La Marseillaise, une légion d'honneur et quelques mots soigneusement choisis. La cérémonie nationale en hommage à Xavier Jugelé, 37 ans, s'est tenue mardi dans la cour de la préfecture de police de Paris.

Tué jeudi lors d'une attaque revendiquée par l'organisation État islamique, le policier effectuait l’une de ses dernières missions au sein de la 32e compagnie d’intervention de la direction de l’ordre public et de la circulation. Il devait quitter ce service spécialisé dans le maintien de l’ordre pour rejoindre la direction centrale de la police judiciaire.

Souffrir "sans haine"

Son compagnon, Étienne Cardiles, a pris le premier la parole lors de cette cérémonie très solennelle, en présence de nombreux élus, au premier rang desquels Emmanuel Macron et Marine Le Pen.

Dans sa bouleversante déclaration, le compagnon du défunt dit souffrir "sans haine", se nourrissant des mots d'Antoine Leiris, qui avait perdu sa femme au Bataclan le 13 novembre 2015.
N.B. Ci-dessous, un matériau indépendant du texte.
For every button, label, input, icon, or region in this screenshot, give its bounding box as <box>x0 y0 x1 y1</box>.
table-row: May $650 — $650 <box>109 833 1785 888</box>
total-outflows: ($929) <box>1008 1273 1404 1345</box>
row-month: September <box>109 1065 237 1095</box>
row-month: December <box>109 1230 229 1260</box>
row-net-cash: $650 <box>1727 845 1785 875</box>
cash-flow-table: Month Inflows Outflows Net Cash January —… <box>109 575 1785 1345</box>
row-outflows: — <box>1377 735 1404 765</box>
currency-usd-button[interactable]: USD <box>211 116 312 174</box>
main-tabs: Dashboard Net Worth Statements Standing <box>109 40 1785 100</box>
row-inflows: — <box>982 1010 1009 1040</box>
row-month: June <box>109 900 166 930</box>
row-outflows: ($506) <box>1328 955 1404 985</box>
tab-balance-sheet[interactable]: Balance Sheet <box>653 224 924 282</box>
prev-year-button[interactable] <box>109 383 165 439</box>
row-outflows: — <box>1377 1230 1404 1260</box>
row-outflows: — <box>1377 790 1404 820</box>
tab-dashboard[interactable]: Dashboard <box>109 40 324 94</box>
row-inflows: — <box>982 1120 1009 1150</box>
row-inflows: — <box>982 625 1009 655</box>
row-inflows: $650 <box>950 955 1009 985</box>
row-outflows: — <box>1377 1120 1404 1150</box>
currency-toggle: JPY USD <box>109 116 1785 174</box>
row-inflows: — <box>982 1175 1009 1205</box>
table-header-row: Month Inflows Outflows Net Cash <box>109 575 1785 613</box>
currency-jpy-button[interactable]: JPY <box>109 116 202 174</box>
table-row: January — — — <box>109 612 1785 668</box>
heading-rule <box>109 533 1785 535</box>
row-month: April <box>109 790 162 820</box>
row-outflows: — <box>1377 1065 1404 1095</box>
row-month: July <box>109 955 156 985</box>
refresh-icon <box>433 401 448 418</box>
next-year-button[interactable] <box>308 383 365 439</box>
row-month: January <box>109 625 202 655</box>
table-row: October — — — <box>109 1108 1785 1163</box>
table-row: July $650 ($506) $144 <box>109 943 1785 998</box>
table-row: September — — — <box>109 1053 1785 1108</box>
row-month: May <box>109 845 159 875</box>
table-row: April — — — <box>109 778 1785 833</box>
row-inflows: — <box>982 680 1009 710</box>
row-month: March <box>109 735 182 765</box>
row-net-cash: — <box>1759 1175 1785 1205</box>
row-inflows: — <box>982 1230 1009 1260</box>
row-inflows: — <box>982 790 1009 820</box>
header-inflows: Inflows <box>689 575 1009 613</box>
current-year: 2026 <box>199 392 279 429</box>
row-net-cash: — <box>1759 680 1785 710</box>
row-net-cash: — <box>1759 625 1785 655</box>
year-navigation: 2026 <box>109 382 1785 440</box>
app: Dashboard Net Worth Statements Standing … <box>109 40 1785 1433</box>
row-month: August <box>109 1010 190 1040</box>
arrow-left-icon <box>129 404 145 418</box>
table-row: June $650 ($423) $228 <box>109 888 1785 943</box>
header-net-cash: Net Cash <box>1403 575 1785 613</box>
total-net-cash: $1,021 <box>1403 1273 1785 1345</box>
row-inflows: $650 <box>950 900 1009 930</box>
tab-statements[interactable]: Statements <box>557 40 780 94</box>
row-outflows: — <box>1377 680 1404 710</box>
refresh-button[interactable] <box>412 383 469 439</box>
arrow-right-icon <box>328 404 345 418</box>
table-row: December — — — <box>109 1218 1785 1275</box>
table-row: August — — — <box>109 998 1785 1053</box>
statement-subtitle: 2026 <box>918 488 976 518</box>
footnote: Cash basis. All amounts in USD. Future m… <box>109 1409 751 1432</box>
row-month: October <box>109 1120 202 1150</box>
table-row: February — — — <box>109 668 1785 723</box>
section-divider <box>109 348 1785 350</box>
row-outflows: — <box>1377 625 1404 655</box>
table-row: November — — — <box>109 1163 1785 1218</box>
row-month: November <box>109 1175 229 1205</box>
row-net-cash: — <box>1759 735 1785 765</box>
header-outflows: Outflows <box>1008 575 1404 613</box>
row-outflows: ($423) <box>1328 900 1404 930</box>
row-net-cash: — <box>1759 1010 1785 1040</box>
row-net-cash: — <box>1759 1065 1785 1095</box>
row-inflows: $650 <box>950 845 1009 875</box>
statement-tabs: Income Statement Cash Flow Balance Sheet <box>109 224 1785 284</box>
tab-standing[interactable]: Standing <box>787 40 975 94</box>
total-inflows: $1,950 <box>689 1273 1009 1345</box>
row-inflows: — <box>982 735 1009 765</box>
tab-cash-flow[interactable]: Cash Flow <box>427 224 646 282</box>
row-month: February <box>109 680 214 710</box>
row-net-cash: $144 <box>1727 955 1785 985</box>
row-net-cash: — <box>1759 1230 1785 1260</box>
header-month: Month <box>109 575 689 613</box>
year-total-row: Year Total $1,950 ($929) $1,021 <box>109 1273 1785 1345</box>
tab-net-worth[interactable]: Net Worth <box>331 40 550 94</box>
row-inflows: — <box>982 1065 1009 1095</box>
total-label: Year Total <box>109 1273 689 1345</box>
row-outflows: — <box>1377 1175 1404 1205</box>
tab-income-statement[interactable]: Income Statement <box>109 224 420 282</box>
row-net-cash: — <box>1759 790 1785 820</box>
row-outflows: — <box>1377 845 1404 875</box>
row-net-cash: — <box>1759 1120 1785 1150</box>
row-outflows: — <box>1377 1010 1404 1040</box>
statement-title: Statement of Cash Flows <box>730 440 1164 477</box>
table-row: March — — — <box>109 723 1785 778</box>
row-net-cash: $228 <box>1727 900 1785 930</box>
Étienne Cardiles a également appelé à ne pas tomber dans le ressentiment et à préserver l'essentiel :

Tu vas rester dans mon cœur pour toujours. Je t'aime. Restons tous dignes et veillons à la paix et gardons la paixÉtienne Cardiles, conjoint de Xavier Jugelé

"Protéger les Français"

François Hollande lui a ensuite succédé à la tribune pour décorer le capitaine de police de la légion d'honneur à titre posthume.

Dans une allusion à ses potentiels successeurs, le chef de l'État a demandé à ceux qui "décideront pour demain d'accorder les ressources budgétaires nécessaires pour assurer la sécurité des Français".

L'État d'urgence, décrété depuis le 13 novembre 2015, a été prorogé plusieurs fois. Aucun des deux candidats au second tour de l'élection présidentielle ne s'est pour l'instant prononcé pour sa levée.